Observe as motivações impulsionadoras: "façamo-nos um nome" e "para que não sejamos espalhados." Deus havia ordenado à humanidade que "frutificai e multiplicai-vos, e enchei a terra" (Gênesis 9:1), mas eles queriam permanecer juntos e construir um monumento à sua própria grandeza. A torre era um ato de desafio contra a ordem de Deus e uma tentativa de alcançar segurança e significado à parte Dele. O orgulho sempre busca fazer um nome para si mesmo em vez de glorificar o nome de Deus.
A resposta de Deus é ao mesmo tempo humorística e sóbria: "Então desceu o SENHOR para ver a cidade e a torre que os filhos dos homens edificavam" (Gênesis 11:5). A ironia é aguda — eles estavam construindo uma torre para alcançar o céu, mas Deus teve que "descer" até mesmo para vê-la. Sua maior realização era risivelmente pequena da perspectiva celestial. O orgulho humano sempre superestima sua própria importância.
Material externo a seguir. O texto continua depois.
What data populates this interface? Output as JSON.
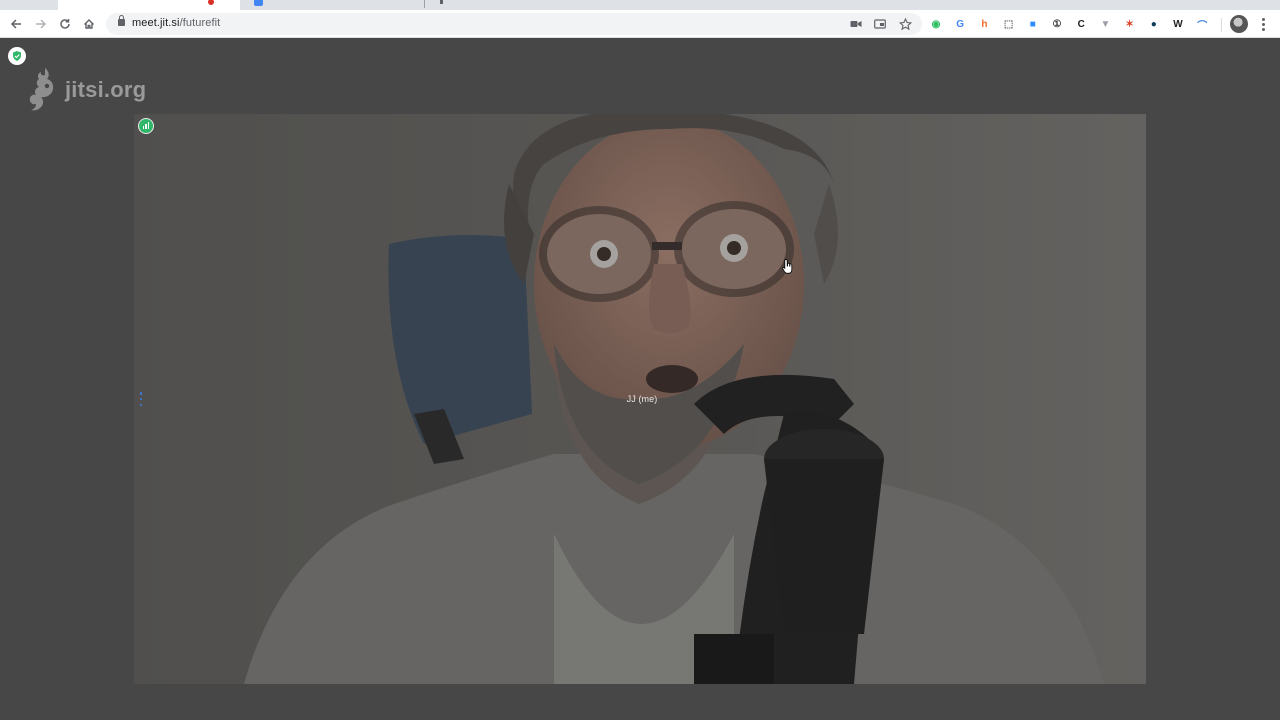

O juízo de Deus não foi destruição, mas confusão: "Vinde, desçamos e confundamos ali a sua língua, para que não entenda um a língua do outro" (Gênesis 11:7). A própria unidade que eles prezavam foi tirada. Incapazes de se comunicar, eles se espalharam sobre a terra — exatamente o que haviam tentado impedir. A cidade foi chamada Babel, que significa "confusão", porque ali o SENHOR confundiu a língua de toda a terra.
Babel permanece como um aviso permanente contra o orgulho humano coletivo. Sempre que a humanidade se une em rebelião contra Deus — seja através de impérios políticos, movimentos ideológicos ou arrogância tecnológica — o resultado é confusão e dispersão. O antídoto encontra-se no Pentecostes (Atos 2), onde a confusão de Babel é revertida: pessoas de todas as nações ouvem o evangelho em sua própria língua. Deus dispersa os orgulhosos, mas une os humildes ao redor do nome de Jesus — o único nome que vale a pena engrandecer.